Enter Cook's Illustrated Fresh Tomato Sauce with Rosemary and Bacon. As it turns out, it uses very little fresh rosemary, but once I read the bacon part there was no turning back. This recipe is worth altering your meal plan to make, it was that tasty.
Makes enough for 4-6 servings depending on how much sauce you want/how hungry you are.
- 6 ounces bacon (6 slices), cut crosswise into 1/2-inch strips
- 2 tablespoons extra virgin olive oil
- 2 medium cloves garlic, minced or pressed through garlic press (about 2 teaspoons)
- 1/2 teaspoon minced fresh rosemary
- 1/2 - 3/4 teaspoon hot red pepper flakes
- 3 pounds ripe round tomatoes, cored, peeled, seeded, and cut into 1/2-inch pieces (about 3 3/4 cups)
- 1 tablespoon chopped fresh parsley leaves
- 1/4 teaspoon table salt
- 1/8 teaspoon ground black pepper
- Granulated sugar (I only need about a teaspoon)
- 2 ounces Parmesan cheese, shaved thin with vegetable peeler (about 3/4 cup)

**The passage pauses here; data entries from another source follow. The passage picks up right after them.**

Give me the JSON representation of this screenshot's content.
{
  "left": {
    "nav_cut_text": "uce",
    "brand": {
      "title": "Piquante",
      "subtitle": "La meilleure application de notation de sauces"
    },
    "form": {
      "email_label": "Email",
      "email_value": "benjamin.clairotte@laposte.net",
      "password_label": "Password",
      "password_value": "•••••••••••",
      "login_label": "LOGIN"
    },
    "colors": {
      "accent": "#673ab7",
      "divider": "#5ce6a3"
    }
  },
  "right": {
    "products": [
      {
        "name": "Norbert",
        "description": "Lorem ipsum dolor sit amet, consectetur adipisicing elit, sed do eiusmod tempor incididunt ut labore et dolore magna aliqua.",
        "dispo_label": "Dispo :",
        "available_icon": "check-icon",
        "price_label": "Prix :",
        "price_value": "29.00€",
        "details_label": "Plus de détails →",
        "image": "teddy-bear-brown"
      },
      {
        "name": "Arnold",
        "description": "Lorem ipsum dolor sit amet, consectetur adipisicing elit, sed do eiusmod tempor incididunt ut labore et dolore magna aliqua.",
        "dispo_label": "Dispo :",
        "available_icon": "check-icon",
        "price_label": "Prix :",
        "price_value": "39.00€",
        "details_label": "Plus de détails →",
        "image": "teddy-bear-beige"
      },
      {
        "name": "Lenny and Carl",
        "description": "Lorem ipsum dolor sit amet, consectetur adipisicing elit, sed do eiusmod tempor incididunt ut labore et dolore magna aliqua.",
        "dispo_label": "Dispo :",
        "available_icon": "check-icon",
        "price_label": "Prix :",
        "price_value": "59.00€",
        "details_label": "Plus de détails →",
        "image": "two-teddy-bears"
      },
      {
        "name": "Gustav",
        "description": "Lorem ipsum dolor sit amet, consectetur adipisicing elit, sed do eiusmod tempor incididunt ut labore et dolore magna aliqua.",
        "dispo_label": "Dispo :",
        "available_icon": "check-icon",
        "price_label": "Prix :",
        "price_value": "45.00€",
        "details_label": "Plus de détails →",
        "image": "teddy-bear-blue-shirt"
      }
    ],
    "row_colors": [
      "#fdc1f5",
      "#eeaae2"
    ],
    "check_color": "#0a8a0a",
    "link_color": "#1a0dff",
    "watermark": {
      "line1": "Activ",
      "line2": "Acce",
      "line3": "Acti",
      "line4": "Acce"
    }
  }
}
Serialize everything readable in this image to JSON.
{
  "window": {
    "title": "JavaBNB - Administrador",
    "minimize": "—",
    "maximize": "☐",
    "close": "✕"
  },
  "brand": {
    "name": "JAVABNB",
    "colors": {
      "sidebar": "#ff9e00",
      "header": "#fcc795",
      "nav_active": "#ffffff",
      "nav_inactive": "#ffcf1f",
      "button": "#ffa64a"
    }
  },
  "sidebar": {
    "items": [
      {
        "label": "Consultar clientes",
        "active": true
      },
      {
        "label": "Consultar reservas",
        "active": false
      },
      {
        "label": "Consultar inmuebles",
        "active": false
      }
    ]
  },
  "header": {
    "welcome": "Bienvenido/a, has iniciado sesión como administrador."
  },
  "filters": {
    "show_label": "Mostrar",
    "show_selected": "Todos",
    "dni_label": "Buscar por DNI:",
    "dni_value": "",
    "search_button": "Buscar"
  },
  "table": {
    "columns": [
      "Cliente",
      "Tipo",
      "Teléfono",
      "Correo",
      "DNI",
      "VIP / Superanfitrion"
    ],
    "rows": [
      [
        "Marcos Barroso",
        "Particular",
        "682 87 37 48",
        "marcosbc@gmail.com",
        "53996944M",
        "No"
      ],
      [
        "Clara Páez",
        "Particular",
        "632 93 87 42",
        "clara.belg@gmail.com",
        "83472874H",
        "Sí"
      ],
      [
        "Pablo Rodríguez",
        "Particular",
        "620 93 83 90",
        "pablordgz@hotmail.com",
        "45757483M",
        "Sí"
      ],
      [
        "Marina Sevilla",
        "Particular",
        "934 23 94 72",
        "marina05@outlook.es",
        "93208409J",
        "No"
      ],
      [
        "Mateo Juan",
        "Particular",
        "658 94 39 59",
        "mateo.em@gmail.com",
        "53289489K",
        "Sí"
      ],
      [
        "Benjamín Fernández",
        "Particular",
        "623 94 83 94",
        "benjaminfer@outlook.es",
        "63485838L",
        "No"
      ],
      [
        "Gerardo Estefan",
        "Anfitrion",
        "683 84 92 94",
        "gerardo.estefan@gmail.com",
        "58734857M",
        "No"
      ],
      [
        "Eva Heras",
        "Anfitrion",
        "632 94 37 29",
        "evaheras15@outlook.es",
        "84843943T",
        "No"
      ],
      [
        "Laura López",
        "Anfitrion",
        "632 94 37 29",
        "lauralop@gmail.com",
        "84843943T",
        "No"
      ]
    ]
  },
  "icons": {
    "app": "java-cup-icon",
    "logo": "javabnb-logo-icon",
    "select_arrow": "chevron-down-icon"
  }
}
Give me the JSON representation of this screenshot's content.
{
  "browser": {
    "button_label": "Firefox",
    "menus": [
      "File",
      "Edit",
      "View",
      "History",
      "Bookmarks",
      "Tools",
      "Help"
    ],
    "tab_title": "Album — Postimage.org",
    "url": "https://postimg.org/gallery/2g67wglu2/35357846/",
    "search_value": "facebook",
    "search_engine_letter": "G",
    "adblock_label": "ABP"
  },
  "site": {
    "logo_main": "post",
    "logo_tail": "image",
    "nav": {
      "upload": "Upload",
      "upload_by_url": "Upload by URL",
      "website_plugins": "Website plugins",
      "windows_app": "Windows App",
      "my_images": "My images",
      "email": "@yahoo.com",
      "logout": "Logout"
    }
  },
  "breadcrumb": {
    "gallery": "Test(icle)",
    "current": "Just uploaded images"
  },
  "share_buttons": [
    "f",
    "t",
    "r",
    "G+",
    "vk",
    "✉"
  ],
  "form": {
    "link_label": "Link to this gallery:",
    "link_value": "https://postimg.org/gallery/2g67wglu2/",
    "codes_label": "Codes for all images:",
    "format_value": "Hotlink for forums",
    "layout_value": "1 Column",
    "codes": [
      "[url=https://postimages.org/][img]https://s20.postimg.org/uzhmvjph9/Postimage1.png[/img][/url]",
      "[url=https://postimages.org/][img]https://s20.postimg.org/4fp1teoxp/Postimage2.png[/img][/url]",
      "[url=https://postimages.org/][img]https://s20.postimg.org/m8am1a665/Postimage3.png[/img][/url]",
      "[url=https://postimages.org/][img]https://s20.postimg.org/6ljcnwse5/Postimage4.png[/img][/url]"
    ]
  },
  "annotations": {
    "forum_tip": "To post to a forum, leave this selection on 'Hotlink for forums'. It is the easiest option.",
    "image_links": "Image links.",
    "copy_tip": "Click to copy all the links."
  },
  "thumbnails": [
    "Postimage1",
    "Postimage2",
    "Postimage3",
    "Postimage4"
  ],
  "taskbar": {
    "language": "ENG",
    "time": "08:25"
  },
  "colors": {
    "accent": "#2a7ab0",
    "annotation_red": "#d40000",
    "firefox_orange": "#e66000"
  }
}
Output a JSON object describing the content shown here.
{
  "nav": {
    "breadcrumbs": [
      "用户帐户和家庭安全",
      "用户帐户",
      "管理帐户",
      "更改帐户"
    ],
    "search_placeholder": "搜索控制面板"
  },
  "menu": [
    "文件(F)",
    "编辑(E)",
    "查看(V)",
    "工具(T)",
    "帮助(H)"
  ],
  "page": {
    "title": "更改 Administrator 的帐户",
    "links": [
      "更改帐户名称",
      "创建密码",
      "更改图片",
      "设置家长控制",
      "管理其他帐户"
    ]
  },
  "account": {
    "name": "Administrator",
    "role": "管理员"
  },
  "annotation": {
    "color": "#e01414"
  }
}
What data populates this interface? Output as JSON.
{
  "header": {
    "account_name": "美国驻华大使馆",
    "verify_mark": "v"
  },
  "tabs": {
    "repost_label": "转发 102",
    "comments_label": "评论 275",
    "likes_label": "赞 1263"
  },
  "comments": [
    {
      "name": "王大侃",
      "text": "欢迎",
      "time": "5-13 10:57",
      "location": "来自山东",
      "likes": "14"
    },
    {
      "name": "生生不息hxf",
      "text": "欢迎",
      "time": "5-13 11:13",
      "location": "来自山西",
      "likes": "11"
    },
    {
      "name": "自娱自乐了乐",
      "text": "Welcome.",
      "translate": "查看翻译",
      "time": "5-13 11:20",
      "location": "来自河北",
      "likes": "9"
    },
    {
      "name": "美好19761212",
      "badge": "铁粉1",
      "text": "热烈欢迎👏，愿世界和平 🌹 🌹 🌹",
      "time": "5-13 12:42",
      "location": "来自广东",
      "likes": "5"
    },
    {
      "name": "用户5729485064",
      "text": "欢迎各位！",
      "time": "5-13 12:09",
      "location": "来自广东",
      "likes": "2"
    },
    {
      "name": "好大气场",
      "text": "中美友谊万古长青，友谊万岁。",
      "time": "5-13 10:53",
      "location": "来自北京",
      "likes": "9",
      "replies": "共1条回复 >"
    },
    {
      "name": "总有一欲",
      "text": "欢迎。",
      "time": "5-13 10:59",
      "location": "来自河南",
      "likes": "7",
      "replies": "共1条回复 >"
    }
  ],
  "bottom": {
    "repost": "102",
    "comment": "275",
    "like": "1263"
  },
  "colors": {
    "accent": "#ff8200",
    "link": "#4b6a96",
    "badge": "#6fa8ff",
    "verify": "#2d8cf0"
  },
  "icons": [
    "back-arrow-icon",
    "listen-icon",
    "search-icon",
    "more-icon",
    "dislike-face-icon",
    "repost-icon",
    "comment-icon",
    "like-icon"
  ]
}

Cook bacon in 10-inch skillet over medium heat, stirring occasionally, until crisp, 8 to 10 minutes. Using slotted spoon, transfer bacon to paper-towel-lined plate. Pour off bacon fat from pan and discard.
Return skillet to medium-high heat. Add oil, swirl to coat pan, and add garlic, rosemary, and pepper flakes. Cook, stirring constantly, until garlic is fragrant but not browned, about 30 seconds. Stir in tomatoes and cook until tomato pieces lose their shape to form chunky sauce, about 10 minutes (I used a potato masher at the end of the time to really break them down a bit more). Stir in parsley, salt, pepper, and sugar to taste. Toss sauce with pasta and serve, sprinkling Parmesan and reserved bacon over individual bowls.
They recommend a tubular pasta, e.g. penne, but we had it with linguine and it was delicious. Oh, and the big shaved pieces of parm on top + bacon = awesomeness. The little kick it has because of the red pepper flakes is what puts it over the top.